The same happened in the Himalaya. I took some great images; I had an amazing time. Okay, the high-altitude-sickness really sucked. Yet, the weather could not have been better for photography, nor could I complain about overcrowded places or a lack of good compositions. Summed up: It was a present from the photography-deities.

But I lost the sight of it.

Rediscovering what you did

There were a few administrative-issues that made me leave after five days. I packed my stuff and drove away. On my way back, I slept in a hotel and processed the images. Some seemed really outstanding to me, while others did not look too promising. I marked them with stars, exported a few and uploaded them here and there. The rest got lost on my external drive.

Recently, I decided to take a look at the lower-rated images, to delete the ones, which I will REALLY never use.

I was shocked!

There were so many amazing images of the journeys, which I already forgot! I could not understand how I ever dared to rate them with 2 out of 5 stars. I have been slandering beautiful landscapes. Within all these amazing experiences, they did not stand out and I gave them a lower rating than they deserved. Today, almost two years later, they amazed me.

These images took me right back into the situation. Empty landscapes, moon-like, a blue sky which I have never seen so saturated before and after that trip. Even the moments when I took these images came back to my memory. I could not only rediscover, but also feel the landscapes. Now, back at home in Germany, I could finally value them from a neutral point of view.

The solution: Step back, rediscover what you are doing

The lesson is not just one for photographers. Whatever you work on might be special. Especially if it is a hobby, there is a reason why you started it. The best researchers, artists, sportsmen are those, who learned to value what they are doing. Persistence is the key to success. Even you do something special every day, it still is special.

Some friends of mine work in really cool areas. They chose their jobs, because they were interested in it. Yet, after a year or so, they just say “Yeah, you know, still the same. Nothing special.” – Well maybe not special to them, but surely to everyone who does not know about it.

It helps to look at old projects and remember that you did not find it special, while you were working on them. Before and after, you did!

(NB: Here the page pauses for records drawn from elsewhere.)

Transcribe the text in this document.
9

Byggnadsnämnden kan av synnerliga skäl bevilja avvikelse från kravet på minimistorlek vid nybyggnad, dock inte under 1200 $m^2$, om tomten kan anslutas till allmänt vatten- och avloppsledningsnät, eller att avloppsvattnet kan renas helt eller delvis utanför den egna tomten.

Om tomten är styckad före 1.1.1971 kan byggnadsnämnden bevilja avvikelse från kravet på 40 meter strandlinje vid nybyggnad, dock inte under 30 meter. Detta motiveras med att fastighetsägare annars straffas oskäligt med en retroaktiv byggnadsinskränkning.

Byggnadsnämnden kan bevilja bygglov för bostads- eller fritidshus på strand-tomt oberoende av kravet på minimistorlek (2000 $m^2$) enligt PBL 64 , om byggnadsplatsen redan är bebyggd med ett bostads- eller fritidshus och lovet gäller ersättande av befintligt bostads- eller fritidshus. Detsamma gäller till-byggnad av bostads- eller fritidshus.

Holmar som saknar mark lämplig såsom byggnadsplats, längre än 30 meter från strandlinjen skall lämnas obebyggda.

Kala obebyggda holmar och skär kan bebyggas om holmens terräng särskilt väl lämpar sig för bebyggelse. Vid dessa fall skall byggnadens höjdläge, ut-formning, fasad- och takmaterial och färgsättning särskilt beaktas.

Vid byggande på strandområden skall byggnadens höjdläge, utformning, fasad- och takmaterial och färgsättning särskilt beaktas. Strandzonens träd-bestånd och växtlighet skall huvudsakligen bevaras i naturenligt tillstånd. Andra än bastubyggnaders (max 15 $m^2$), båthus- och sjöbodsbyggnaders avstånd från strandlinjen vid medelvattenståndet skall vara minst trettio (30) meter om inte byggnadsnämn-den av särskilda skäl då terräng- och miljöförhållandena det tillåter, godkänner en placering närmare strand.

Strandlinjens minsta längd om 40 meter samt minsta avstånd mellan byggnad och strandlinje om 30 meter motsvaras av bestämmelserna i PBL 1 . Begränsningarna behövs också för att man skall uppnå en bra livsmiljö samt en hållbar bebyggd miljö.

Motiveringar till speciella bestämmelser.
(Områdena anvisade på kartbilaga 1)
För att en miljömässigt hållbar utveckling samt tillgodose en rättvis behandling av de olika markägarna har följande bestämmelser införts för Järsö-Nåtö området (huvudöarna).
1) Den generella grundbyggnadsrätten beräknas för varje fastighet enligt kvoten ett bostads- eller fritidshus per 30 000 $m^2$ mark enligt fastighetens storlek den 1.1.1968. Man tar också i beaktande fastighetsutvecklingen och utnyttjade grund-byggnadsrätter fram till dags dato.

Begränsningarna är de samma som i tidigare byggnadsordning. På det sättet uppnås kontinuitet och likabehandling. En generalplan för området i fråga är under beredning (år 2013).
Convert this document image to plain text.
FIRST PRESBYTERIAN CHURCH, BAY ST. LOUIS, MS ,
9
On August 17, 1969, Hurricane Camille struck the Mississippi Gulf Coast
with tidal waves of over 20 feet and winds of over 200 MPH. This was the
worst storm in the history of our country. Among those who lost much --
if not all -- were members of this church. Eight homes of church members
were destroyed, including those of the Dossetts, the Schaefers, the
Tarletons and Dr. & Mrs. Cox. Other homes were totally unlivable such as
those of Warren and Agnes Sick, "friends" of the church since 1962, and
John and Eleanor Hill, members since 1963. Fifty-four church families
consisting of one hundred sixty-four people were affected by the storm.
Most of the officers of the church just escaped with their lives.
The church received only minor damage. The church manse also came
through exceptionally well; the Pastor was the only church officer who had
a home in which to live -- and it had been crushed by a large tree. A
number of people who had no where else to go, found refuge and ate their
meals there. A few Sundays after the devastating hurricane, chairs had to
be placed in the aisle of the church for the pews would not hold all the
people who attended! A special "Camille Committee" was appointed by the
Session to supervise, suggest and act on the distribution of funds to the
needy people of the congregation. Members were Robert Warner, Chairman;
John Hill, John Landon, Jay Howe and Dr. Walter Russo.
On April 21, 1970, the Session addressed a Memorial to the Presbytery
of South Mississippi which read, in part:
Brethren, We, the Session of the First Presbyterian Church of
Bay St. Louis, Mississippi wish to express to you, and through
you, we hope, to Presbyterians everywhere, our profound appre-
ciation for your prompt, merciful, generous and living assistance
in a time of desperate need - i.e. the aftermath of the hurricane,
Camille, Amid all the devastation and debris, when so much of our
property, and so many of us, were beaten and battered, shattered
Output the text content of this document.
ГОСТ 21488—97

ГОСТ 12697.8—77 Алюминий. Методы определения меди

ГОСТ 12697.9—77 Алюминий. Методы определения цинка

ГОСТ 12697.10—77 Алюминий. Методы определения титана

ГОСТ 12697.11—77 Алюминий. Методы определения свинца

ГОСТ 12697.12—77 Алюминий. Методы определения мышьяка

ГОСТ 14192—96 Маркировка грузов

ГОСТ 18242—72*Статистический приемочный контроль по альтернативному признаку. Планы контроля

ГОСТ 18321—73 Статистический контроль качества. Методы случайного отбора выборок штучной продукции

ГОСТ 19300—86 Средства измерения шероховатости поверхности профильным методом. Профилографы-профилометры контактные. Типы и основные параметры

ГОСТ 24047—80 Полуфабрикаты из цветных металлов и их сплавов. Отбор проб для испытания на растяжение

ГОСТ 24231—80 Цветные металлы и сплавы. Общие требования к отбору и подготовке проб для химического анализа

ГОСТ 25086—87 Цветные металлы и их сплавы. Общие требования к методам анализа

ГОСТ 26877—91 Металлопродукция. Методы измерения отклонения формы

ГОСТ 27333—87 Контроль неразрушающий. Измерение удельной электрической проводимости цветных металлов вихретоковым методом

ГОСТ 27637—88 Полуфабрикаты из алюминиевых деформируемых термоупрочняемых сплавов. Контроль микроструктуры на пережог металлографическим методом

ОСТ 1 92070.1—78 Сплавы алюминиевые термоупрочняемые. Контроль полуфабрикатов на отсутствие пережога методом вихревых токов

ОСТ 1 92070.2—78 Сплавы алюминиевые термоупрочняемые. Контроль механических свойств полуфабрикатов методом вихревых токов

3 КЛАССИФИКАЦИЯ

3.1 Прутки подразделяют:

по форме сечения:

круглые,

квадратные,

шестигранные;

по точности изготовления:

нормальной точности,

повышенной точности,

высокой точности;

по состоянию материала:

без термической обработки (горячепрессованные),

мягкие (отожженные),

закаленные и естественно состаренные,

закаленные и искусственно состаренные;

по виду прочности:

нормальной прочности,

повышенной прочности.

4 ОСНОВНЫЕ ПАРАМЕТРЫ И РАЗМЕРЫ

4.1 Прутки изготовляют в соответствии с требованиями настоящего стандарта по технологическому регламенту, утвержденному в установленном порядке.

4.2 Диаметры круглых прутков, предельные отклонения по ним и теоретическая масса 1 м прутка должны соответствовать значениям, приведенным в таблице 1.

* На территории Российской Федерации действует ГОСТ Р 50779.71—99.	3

Double-check when you are in a crisis

Maybe, if you will take a look at your current “boring” work a few years later, you might find more value in it. Just imagine your future-self looking at what you are doing now. If he or she is proud – you are probably doing the right thing.

If not – Maybe your imagination is too weak. Or you are really working towards a dead end. Telling friends about it can also be a good check, even though most of them are motivating you anyways. When I had little breakdowns in India, for example at the biggest gathering on earth, I felt like I was doing the most stupid thing on earth. I called different friends and spend ages on the phone. Everyone told me, I should stop crying, because I am gaining the best experiences. They were even jealous of my miserable situation.

And I had troubles seeing what was so outstanding about it!

Same comes with the blog. Writing every week, we might think that our topics are not so interesting. Maybe we just got used to them like I got used to the amazing Himalaya-landscapes. Maybe I should take a look of all the topics, I did not write about.

Sometimes, you find gems in the bin. Every image that is shown in this blogpost was ready to be deleted, before I rediscovered the beauty in it.